Der Aufbau von Gegenöffentlichkeit wäre also heute noch mehr ein zentrales Instrument, ja geradezu eine Notwendigkeit, wollte man aus Fehlern lernen und wieder gewinnen.
- Viele Menschen machen sich Sorgen wegen ihrer Rente. Drohende Altersarmut ist in der Tat auch ein wirkliches Problem sehr vieler Menschen. Mit Riester-Rente, Entgeltumwandlung zur Förderung der betrieblichen Altersvorsorge, überhaupt mit der Teilprivatisierung der Altersvorsorge hat die SPD soziale Kompetenz ruiniert. Aus diesem Fehler müsste gelernt werden. Deshalb müssten die Forderung und parallel die Taten zur Konzentration aller Mittel auf die Stärkung der gesetzlichen Rente ein wichtiges Signal dafür sein, dass die SPD aus Fehlern lernt.
- Die Privatisierung öffentlicher Unternehmen wie auch die Privatisierung von Wohnungsbeständen hat sich über weite Strecken als falsch erwiesen. Die Aufarbeitung und Korrektur dieser Fehler, die maßgeblich auch auf die Regierung Kohl zurückgehen, wäre ein wichtiges Teilthema. Genauso, wie die kritische Aufarbeitung der zu weit getriebenen Deregulierung.
- Hier könnte die SPD, wenn sie wollte, zusammen mit anderen den Kampf gegen den neoliberalen Einfluss aufnehmen. Wir wissen, dass solche ideologischen Auseinandersetzungen einen besonderen Stellenwert gewinnen können.
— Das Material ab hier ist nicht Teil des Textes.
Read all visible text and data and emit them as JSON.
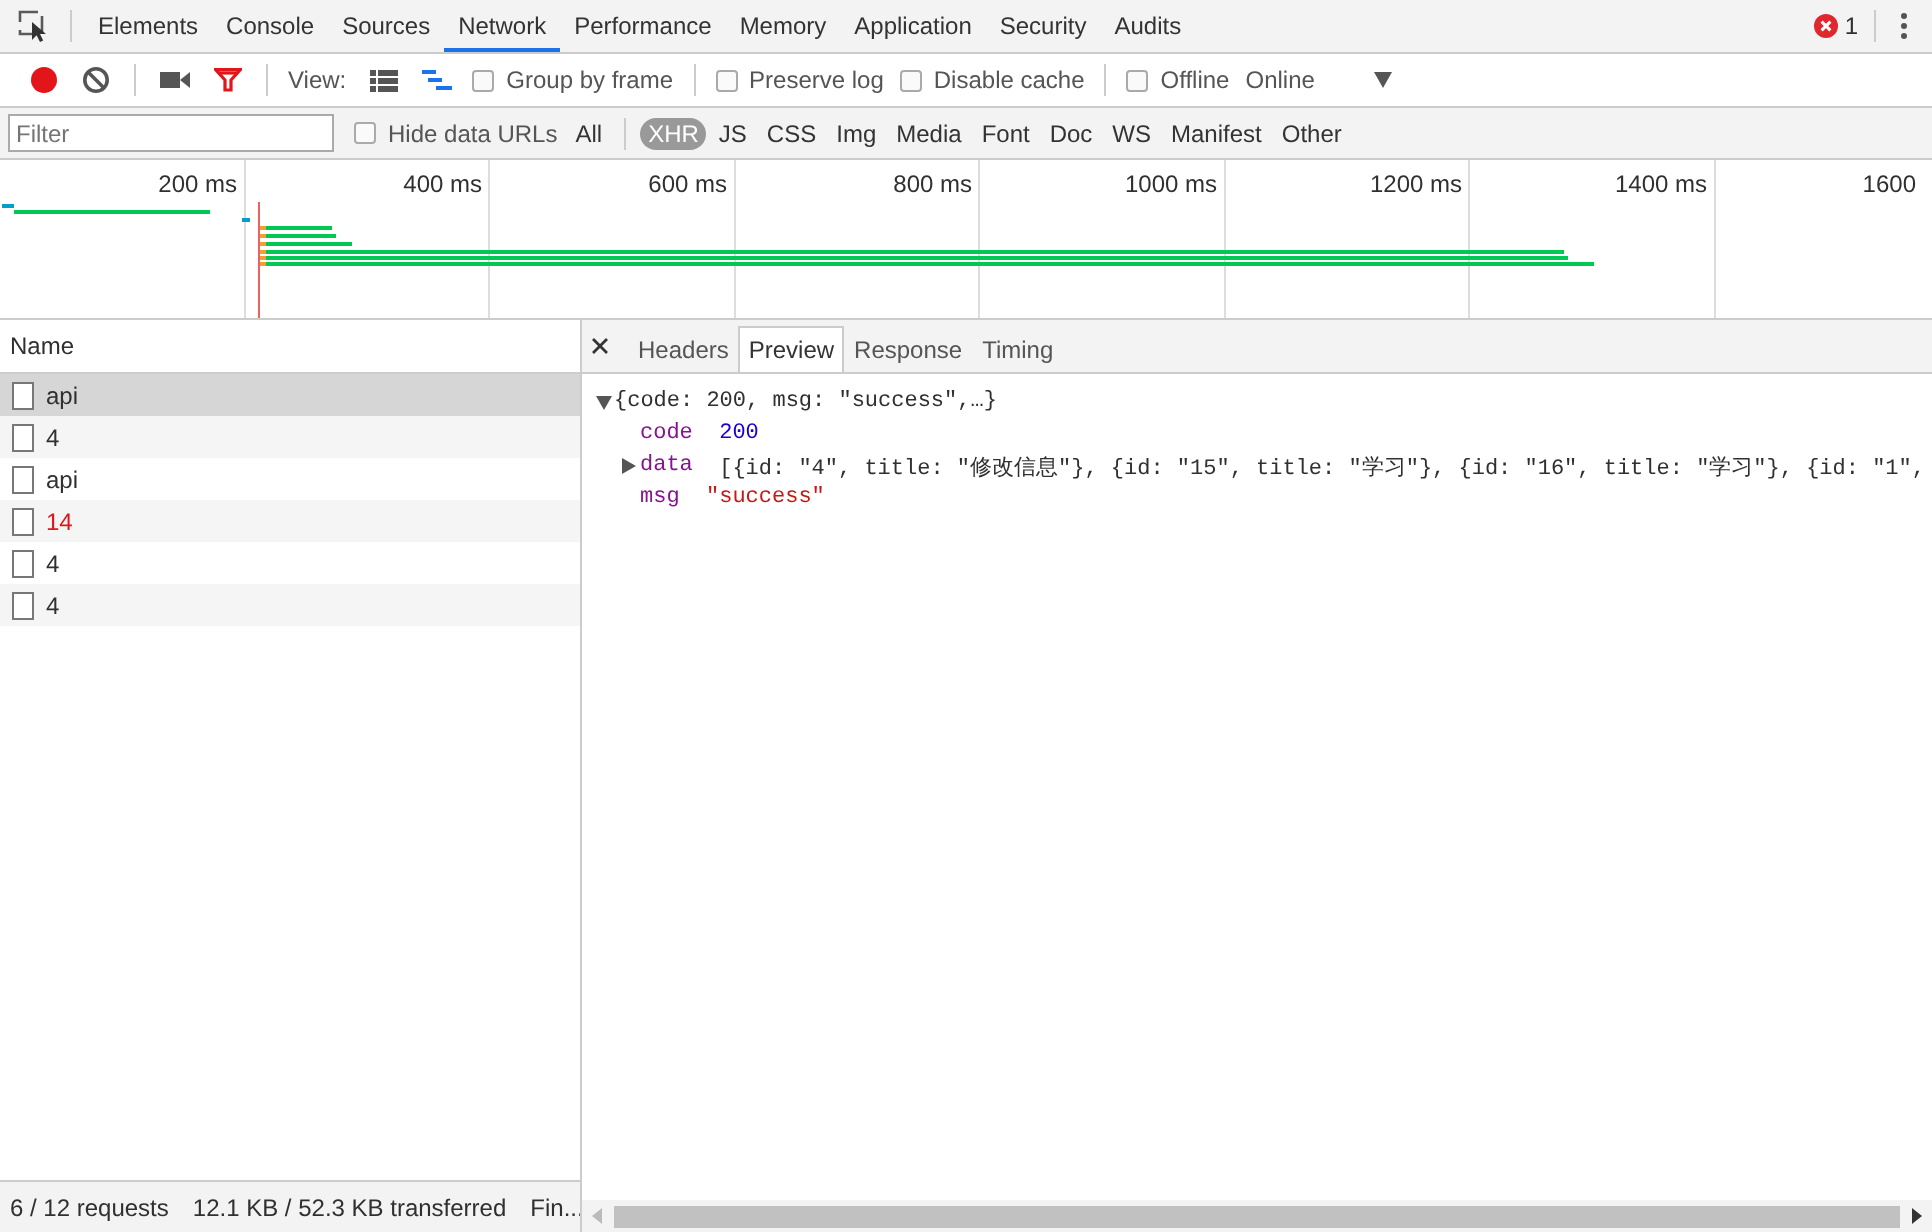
{
  "tabs": [
    {
      "label": "Elements",
      "selected": false
    },
    {
      "label": "Console",
      "selected": false
    },
    {
      "label": "Sources",
      "selected": false
    },
    {
      "label": "Network",
      "selected": true
    },
    {
      "label": "Performance",
      "selected": false
    },
    {
      "label": "Memory",
      "selected": false
    },
    {
      "label": "Application",
      "selected": false
    },
    {
      "label": "Security",
      "selected": false
    },
    {
      "label": "Audits",
      "selected": false
    }
  ],
  "error_count": "1",
  "toolbar": {
    "recording": true,
    "filter_shown": true,
    "view_label": "View:",
    "large_rows": false,
    "overview_on": true,
    "checkboxes": [
      {
        "label": "Group by frame",
        "checked": false
      },
      {
        "label": "Preserve log",
        "checked": false
      },
      {
        "label": "Disable cache",
        "checked": false
      },
      {
        "label": "Offline",
        "checked": false
      }
    ],
    "throttling": "Online"
  },
  "filter_bar": {
    "placeholder": "Filter",
    "hide_data_urls": {
      "label": "Hide data URLs",
      "checked": false
    },
    "types": [
      {
        "label": "All",
        "selected": false
      },
      {
        "label": "XHR",
        "selected": true
      },
      {
        "label": "JS",
        "selected": false
      },
      {
        "label": "CSS",
        "selected": false
      },
      {
        "label": "Img",
        "selected": false
      },
      {
        "label": "Media",
        "selected": false
      },
      {
        "label": "Font",
        "selected": false
      },
      {
        "label": "Doc",
        "selected": false
      },
      {
        "label": "WS",
        "selected": false
      },
      {
        "label": "Manifest",
        "selected": false
      },
      {
        "label": "Other",
        "selected": false
      }
    ]
  },
  "overview": {
    "ticks": [
      "200 ms",
      "400 ms",
      "600 ms",
      "800 ms",
      "1000 ms",
      "1200 ms",
      "1400 ms",
      "1600"
    ]
  },
  "requests": {
    "column": "Name",
    "rows": [
      {
        "name": "api",
        "selected": true,
        "failed": false
      },
      {
        "name": "4",
        "selected": false,
        "failed": false
      },
      {
        "name": "api",
        "selected": false,
        "failed": false
      },
      {
        "name": "14",
        "selected": false,
        "failed": true
      },
      {
        "name": "4",
        "selected": false,
        "failed": false
      },
      {
        "name": "4",
        "selected": false,
        "failed": false
      }
    ]
  },
  "detail": {
    "tabs": [
      {
        "label": "Headers",
        "selected": false
      },
      {
        "label": "Preview",
        "selected": true
      },
      {
        "label": "Response",
        "selected": false
      },
      {
        "label": "Timing",
        "selected": false
      }
    ],
    "preview": {
      "summary": "{code: 200, msg: \"success\",…}",
      "expanded": true,
      "properties": [
        {
          "key": "code",
          "value": "200",
          "kind": "number"
        },
        {
          "key": "data",
          "value": "[{id: \"4\", title: \"修改信息\"}, {id: \"15\", title: \"学习\"}, {id: \"16\", title: \"学习\"}, {id: \"1\",",
          "kind": "array",
          "expanded": false
        },
        {
          "key": "msg",
          "value": "\"success\"",
          "kind": "string"
        }
      ]
    }
  },
  "status_bar": {
    "items": [
      "6 / 12 requests",
      "12.1 KB / 52.3 KB transferred",
      "Fin..."
    ]
  }
}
Weil sie Menschen die Möglichkeit zur Einordnung des Geschehens geben. Bundeskanzler Schmidts Gedanken zum „Modell Deutschland“ wie auch Willy Brandts „Mehr Demokratie wagen“ oder sein „Wir wollen ein Volk der guten Nachbarn sein“ und selbst ein vermeintlich lockerer Spruch wie jener von Bundespräsident Gustav Heinemann, er liebe nicht den Staat, er liebe seine Frau, waren wegweisende Einordnungsversuche und Sympathieträger. Es ist naiv anzunehmen, so etwas sei heute nicht mehr nötig.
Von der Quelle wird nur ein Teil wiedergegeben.